Triste anniversaire que celui de la retraite de Russie et du franchissement de Bérézina gelée du 26 au 29 novembre 1812. Il y a tout juste 200 ans

Le 26 novembre 1812…

Tandis que les Cosaques harcèlent les troupes démunies de tout, les pontonniers du général Eblé aménagent un passage sur la rivière gelée. La plupart y laissent leur vie. Pendant 3 jours, ce qui reste de la Grande Armée, entrée en Russie cinq mois plus tôt, va franchir les ponts improvisés.

La glace qui recouvre habituellement la rivière en cette saison, a fondu par l’effet d’un dégel inattendu et les eaux charrient d’énormes blocs de glace. Le général du génie Jean-Baptiste Eblé a heureusement conservé ses outils malgré les ordres de l’empereur. En quelques heures, ses 400 pontonniers édifient deux ponts de 90 mètres de long et 5 mètres de large.

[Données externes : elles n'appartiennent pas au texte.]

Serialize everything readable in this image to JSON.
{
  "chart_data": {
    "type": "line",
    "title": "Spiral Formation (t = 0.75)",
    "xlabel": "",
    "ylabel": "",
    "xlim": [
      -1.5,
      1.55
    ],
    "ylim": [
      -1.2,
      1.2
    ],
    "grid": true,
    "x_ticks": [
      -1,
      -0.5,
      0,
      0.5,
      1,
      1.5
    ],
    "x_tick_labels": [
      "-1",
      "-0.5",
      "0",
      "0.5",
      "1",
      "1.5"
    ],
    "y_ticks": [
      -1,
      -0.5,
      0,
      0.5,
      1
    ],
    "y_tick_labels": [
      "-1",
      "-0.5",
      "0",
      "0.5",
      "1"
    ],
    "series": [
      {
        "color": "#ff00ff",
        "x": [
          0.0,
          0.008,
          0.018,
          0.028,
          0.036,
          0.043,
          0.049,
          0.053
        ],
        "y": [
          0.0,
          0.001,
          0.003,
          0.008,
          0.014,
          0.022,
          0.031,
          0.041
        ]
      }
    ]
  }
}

En trois jours, les troupes franchissent la rivière pendant que le général Oudinot livre bataille aux Russes afin de faire diversion. Un pont se brise le 27 novembre, entraînant dans les flots un grand nombre de grognards. Il est réparé dans la soirée par les pontonniers qui se jettent dans les eaux glacées.

Au matin du 29 novembre, Eblé, qui voit les Russes approcher, met le feu à ses ouvrages. Des milliers de traînards se noient en tentant d’échapper à l’ennemi. Parmi eux des femmes et des enfants (cantinières, prostituées, épouses cachées…).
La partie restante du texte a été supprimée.